La Campera


     Los sábados tocaba subir. Subir,  porque la carretera serpenteaba y giraba mil veces siempre hacia arriba. Es curioso: creo que en aquel trayecto, a pesar de la frecuencia con la que me pasaba, nunca me mareé.  Y dos o tres curvas eran y aún son , a pesar de los años y las perspectivas de adultos que acaban con todo recuerdo romántico,  peliagudas. Unos metros de recta dejaban adivinar el final del viaje y el encuentro con ellas:las mujeres de mi familia paterna. 
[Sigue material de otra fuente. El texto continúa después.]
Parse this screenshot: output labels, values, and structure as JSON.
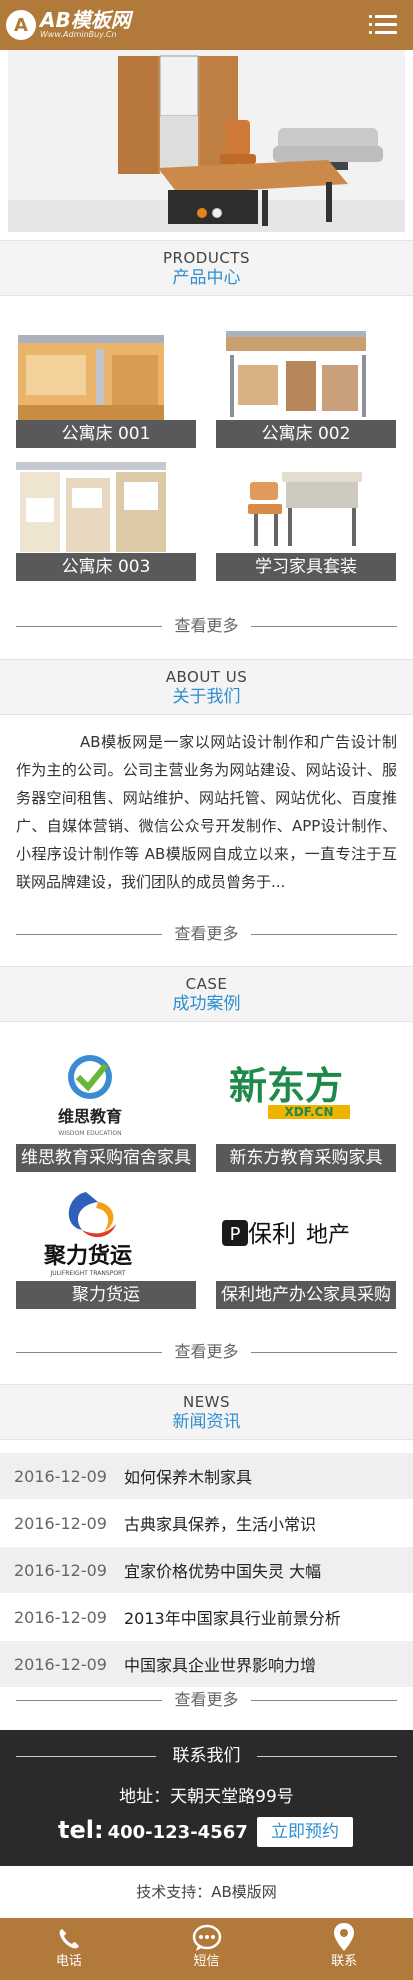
{
  "header": {
    "logo_mark": "A",
    "logo_title": "AB模板网",
    "logo_sub": "Www.AdminBuy.Cn",
    "menu_icon": "menu-icon"
  },
  "banner": {
    "slide_count": 2,
    "active_slide": 1
  },
  "products": {
    "title_en": "PRODUCTS",
    "title_cn": "产品中心",
    "items": [
      {
        "label": "公寓床 001"
      },
      {
        "label": "公寓床 002"
      },
      {
        "label": "公寓床 003"
      },
      {
        "label": "学习家具套装"
      }
    ],
    "more": "查看更多"
  },
  "about": {
    "title_en": "ABOUT US",
    "title_cn": "关于我们",
    "text": "AB模板网是一家以网站设计制作和广告设计制作为主的公司。公司主营业务为网站建设、网站设计、服务器空间租售、网站维护、网站托管、网站优化、百度推广、自媒体营销、微信公众号开发制作、APP设计制作、小程序设计制作等 AB模版网自成立以来，一直专注于互联网品牌建设，我们团队的成员曾务于...",
    "more": "查看更多"
  },
  "cases": {
    "title_en": "CASE",
    "title_cn": "成功案例",
    "items": [
      {
        "label": "维思教育采购宿舍家具",
        "logo_text": "维思教育",
        "logo_sub": "WISDOM EDUCATION"
      },
      {
        "label": "新东方教育采购家具",
        "logo_text": "新东方",
        "logo_sub": "XDF.CN"
      },
      {
        "label": "聚力货运",
        "logo_text": "聚力货运",
        "logo_sub": "JULIFREIGHT TRANSPORT"
      },
      {
        "label": "保利地产办公家具采购",
        "logo_text": "保利",
        "logo_sub": "地产"
      }
    ],
    "more": "查看更多"
  },
  "news": {
    "title_en": "NEWS",
    "title_cn": "新闻资讯",
    "items": [
      {
        "date": "2016-12-09",
        "title": "如何保养木制家具"
      },
      {
        "date": "2016-12-09",
        "title": "古典家具保养，生活小常识"
      },
      {
        "date": "2016-12-09",
        "title": "宜家价格优势中国失灵 大幅"
      },
      {
        "date": "2016-12-09",
        "title": "2013年中国家具行业前景分析"
      },
      {
        "date": "2016-12-09",
        "title": "中国家具企业世界影响力增"
      }
    ],
    "more": "查看更多"
  },
  "contact": {
    "title": "联系我们",
    "address": "地址：天朝天堂路99号",
    "tel_label": "tel:",
    "tel_number": "400-123-4567",
    "book_button": "立即预约"
  },
  "support": "技术支持：AB模版网",
  "bottombar": [
    {
      "label": "电话",
      "icon": "phone-icon"
    },
    {
      "label": "短信",
      "icon": "message-icon"
    },
    {
      "label": "联系",
      "icon": "location-icon"
    }
  ],
  "colors": {
    "brand": "#b17a3a",
    "accent": "#2f8ecf",
    "caption": "#595959",
    "footer": "#2a2a2a"
  }
}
    Me rodean las mujeres fuertes.  O más fuertes. Mujeres con vidas duras y pocas alegrías fáciles; mujeres que se curraron la felicidad a base de muchas lágrimas,  viudedades y pérdidas tempranas de hijos, de padres, de apoyos. Mujeres que decidieron por sí mismas y se pusieron como peineta los qué dirán. Mujeres cansadas y menudas, llenas de sol del que abrasa cuando se trabaja desde el amanecer hasta que las piernas varicosas ya no aguantan más. 
    Y las mujeres de mi familia paterna son especímenes en extinción. Encarna, Sión, Nori y la tía María, siempre sentada frente a una mesa camilla en mis recuerdos. Las de carne y hueso se mezclan con aquellas a las que no conocí pero reconozco en mil historias que las vivas se encargaron de contar y transmitir. Hay mujeres de humo que murieron jóvenes y se convirtieron en leyenda. Y tienen una historia. Algún día. 

    Éramos muy pequeños y nos movíamos por las callejas sin coches con total libertad, con un perro sin raza como guardián y los ojos de todas las mujeres de la aldea pendientes. Cruzábamos de una casa familiar a otra haciéndonos con un botín de monedas, de galletas de nata hechas en cocina de carbón,  de caramelos de La Asturiana, con piñones,  pegajosos, a prueba de muelas.
    Y siempre había una parada en La Campera y una Mirinda compartida. En la barra no fallaban los parroquianos, con una pinta de vino, o un caldo si era invierno. No nos parábamos con ellos. Nuestro objetivo era la cocina. En la chapa de hierro siempre una cazuela, un pote lleno de café con su colador de tela de color indefinido. Y una de esas mujeres fuertes, de mejillas arreboladas por el calor de la lumbre y el frío de los prados donde llevaban las vacas, nos llenaba de besos y chucherías de pueblo, de las que alimentan.
    De esa cocina salía una escalera estrecha que llevaba al piso de arriba. En el segundo o tercer escalón dormitaba una gata vieja y gorda. No recuerdo si tenía nombre, porque esa costumbre de bautizar a los bichos no era de entonces. Dormía un sueño de anciana, pesado, sin sobresaltos. Nos ignoraba.
    Cuando anochecía, un pastor alemán sin pedigrí, entraba en el bar y cruzaba a la  cocina.  Una orden dulce de su dueña y agarraba por el pelaje a la gata y se la llevaba arriba.
    Nos habían advertido sobre perros y gatos y aquello demostraba que sólo el que no convivía con ellos, se creía aquellos cuentos. 
    También nos habían contado que las mujeres eran el sexo débil.  Más cuentos.